Inulin can therefore be modified to enhance its functional properties or give it new functionalities. Techniques like esterification can be applied to produce derivatives such as inulin butyrate or inulin acetate, which can potentially offer better solubility and modified rheological properties. These modifications extend the applications of inulin to sectors other than conventional food products, such as pharmaceuticals and cosmetics. Sustainability is becoming increasingly important in inulin production. Utilizing agricultural by-products, such as chicory or artichoke residues, can reduce waste and serve as a valuable source of functional ingredients, particularly inulin.

This not only supports environmental sustainability but also provides economic benefits through the creation of new sources of income for farmers and producers.

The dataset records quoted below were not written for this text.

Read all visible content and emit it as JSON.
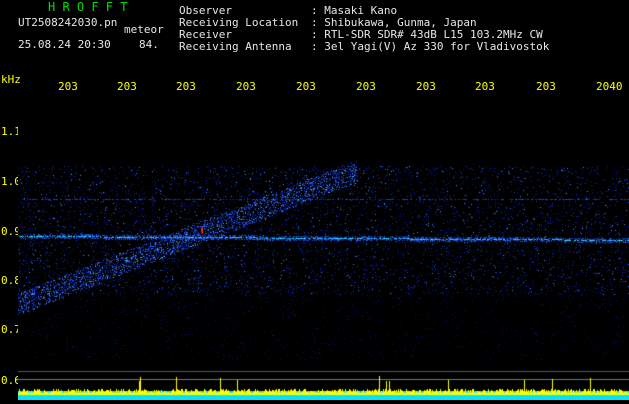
{
  "header": {
    "title": "H R O F F T",
    "filename": "UT2508242030.pn",
    "meteor_label": "meteor",
    "datetime": "25.08.24 20:30",
    "count": "84."
  },
  "info": {
    "observer_label": "Observer",
    "observer_value": ": Masaki Kano",
    "location_label": "Receiving Location",
    "location_value": ": Shibukawa, Gunma, Japan",
    "receiver_label": "Receiver",
    "receiver_value": ": RTL-SDR SDR# 43dB L15 103.2MHz CW",
    "antenna_label": "Receiving Antenna",
    "antenna_value": ": 3el Yagi(V) Az 330 for Vladivostok"
  },
  "axes": {
    "y_unit": "kHz",
    "y_ticks": [
      "1.1",
      "1.0",
      "0.9",
      "0.8",
      "0.7",
      "0.6"
    ],
    "x_ticks": [
      "203",
      "203",
      "203",
      "203",
      "203",
      "203",
      "203",
      "203",
      "203",
      "2040"
    ]
  },
  "colors": {
    "title": "#00e000",
    "axis_labels": "#ffff00",
    "text": "#e6e6e6",
    "signal_bar": "#00e5ff",
    "signal_peaks": "#ffff00"
  }
}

In summary, the various properties of inulin make it a key ingredient in a wide range of sectors, notably in food technology, where health considerations are becoming increasingly important. As research keeps uncovering new uses and benefits, and extraction and modification methods keep getting more advanced, inulin’s important role is expected to grow. In addition, the recent focus on sustainable practices will drive inulin to be a key part of meeting both consumer demands and environmental challenges facing the food industry.